When he caught up to them fifteen minutes later, the Don didn’t look as upset as Arrio had expected. He was a plump Caucasian man – the name and title were obviously fake.
“Good afternoon,” Arrio offered his hand to the Don, “Would you like to continue outside or go to my office?”
“I prefer the outdoors,” Don Manuel said, with a German accent, “There are fewer intruders.”
“I agree. Except for the birds, few eavesdroppers appear,” Arrio said.
They began to walk down the wide path. Arrio was on Don Manuel’s right, and Luke was on his left.
“So, why did you arrange a meeting with me?” Don Manuel inquired.
“Ah, good,” Arrio smiled, “I hate it when businessmen beat around the bush. It’s so cumbersome, and takes me away from my profits.”
“We would like to ask you to do less business in our area,” Luke told him.

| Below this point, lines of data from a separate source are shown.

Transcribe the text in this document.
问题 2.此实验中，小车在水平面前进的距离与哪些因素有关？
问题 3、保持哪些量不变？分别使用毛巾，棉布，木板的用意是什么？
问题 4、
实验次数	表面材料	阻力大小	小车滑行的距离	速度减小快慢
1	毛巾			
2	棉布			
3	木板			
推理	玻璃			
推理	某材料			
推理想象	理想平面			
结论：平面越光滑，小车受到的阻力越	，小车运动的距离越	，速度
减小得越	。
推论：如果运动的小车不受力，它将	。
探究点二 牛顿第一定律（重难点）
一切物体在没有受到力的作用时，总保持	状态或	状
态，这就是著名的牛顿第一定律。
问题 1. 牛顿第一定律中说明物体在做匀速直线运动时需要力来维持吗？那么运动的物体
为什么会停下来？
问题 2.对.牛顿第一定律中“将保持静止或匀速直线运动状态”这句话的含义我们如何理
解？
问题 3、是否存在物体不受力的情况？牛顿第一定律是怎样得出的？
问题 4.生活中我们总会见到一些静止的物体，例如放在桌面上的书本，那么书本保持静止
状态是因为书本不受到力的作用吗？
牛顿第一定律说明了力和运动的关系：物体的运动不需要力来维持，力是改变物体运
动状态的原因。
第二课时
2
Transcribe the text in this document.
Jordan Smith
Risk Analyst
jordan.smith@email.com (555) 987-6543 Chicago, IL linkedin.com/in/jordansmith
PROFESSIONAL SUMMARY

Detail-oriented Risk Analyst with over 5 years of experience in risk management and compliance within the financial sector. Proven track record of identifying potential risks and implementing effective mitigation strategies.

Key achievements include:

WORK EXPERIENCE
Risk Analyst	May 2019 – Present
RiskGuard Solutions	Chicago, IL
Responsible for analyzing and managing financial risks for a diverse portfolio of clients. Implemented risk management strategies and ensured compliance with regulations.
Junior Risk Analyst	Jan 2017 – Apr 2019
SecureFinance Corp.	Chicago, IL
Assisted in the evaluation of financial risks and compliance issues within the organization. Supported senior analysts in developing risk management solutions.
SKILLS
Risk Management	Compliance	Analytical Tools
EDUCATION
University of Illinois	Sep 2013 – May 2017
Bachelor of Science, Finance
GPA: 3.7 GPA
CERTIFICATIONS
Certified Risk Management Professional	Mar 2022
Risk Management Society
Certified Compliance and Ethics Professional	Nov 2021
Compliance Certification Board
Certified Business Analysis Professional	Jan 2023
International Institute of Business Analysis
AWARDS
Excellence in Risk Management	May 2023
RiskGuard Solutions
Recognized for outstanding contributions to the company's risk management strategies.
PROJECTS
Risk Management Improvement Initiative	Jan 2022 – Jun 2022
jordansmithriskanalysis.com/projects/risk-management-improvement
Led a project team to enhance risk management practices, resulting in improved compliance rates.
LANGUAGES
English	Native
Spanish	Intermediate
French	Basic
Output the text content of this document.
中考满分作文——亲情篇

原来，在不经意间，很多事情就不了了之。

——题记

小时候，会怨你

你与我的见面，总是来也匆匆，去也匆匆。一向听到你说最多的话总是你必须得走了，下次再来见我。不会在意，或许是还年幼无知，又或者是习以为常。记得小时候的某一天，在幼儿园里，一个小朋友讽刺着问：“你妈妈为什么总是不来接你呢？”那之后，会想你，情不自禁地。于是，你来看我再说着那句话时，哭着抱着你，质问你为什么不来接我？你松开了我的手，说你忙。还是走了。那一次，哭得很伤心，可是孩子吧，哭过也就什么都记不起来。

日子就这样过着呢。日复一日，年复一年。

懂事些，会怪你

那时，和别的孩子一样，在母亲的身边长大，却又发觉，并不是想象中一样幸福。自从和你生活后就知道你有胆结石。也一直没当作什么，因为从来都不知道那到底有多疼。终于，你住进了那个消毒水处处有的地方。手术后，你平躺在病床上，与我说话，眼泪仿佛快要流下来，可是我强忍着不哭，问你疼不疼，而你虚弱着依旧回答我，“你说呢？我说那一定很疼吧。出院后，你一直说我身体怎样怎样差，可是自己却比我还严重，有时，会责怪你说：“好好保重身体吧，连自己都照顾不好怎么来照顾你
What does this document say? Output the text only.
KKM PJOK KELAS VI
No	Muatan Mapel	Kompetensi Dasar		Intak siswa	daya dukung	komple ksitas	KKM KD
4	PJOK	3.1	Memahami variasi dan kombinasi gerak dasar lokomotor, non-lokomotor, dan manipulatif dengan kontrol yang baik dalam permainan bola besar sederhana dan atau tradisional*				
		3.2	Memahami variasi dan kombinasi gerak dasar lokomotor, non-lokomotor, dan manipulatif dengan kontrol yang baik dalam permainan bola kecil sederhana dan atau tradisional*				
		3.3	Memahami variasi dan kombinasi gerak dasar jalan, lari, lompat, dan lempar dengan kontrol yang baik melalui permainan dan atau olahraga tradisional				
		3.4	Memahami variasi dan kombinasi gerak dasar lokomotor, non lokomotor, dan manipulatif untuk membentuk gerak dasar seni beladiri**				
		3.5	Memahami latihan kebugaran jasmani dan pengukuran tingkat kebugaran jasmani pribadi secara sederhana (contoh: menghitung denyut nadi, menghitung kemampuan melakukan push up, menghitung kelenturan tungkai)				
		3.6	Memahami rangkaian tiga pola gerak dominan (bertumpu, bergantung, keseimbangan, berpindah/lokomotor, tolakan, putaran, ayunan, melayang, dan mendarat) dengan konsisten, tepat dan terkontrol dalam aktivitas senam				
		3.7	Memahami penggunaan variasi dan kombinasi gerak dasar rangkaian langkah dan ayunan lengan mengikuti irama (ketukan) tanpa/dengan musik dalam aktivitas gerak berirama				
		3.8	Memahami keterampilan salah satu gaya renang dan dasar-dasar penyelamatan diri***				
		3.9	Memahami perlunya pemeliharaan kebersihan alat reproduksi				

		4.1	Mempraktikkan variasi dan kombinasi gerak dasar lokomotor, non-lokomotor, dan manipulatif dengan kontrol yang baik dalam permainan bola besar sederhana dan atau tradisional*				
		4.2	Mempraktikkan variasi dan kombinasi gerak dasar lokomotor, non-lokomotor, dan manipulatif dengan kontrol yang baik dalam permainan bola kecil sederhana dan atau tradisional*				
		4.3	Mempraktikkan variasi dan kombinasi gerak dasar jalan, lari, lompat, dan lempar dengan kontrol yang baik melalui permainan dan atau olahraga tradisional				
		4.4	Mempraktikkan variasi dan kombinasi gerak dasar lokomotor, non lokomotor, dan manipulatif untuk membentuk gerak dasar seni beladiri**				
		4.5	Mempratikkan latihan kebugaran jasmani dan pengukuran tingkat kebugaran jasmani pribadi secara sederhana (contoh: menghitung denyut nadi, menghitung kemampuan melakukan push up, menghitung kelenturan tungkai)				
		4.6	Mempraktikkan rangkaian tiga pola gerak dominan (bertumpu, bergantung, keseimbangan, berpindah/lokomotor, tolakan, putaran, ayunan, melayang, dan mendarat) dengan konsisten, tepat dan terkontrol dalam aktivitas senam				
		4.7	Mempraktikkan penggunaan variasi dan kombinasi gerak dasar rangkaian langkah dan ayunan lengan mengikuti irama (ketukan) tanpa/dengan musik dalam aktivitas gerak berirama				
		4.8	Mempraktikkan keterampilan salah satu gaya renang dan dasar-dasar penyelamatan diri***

“Your friend is outspoken,” Don Manuel said, “But I will not. One’s empire can never grow too large.”
“Indeed,” Arrio allowed the side of his mouth to twitch into a smile. This man was an idiot, and idiots don’t have empires. “But I believe mine is larger than yours, with more influence.”
“But you’ve heard of me,” the Don refuted, “I have more friends than yours, in more places.”
“Oh, no,” Luke said, “Our friends are more powerful and numerous than yours.”
“An alliance, then.” The Don was becoming nervous, and therefore desperate. “I will give you five percent of all my profits.”
“I don’t think you understand us,” Arrio said, “Our friends are more powerful and numerous than yours. Take, for instance, Van Weigen.”
Luke and Arrio saw Don Manuel blanch. “He does not like traitors, and he has promised us one hundred percent of your profits if we get rid of you.”
“You can’t do that here,” the Don said with confidence, “The sun shines, and this trail is well-packed. It is frequented too often to kill a person and hide their body.”
“Who said anything about killing you?” Arrio laughed, “We deal justice, not death.”
At that phrase, five men in black, bulletproof vests burst from the foliage. Don Manuel was shocked stiff, and soon overwhelmed. Two guns were pointed at him while handcuffs were slapped onto his wrists. He didn’t see the back of the jackets that read ‘FBI’ until he was being shoved farther into the woods, where a truck waited.
Arrio and Luke laughed as Don Manuel cursed at them. They had won again.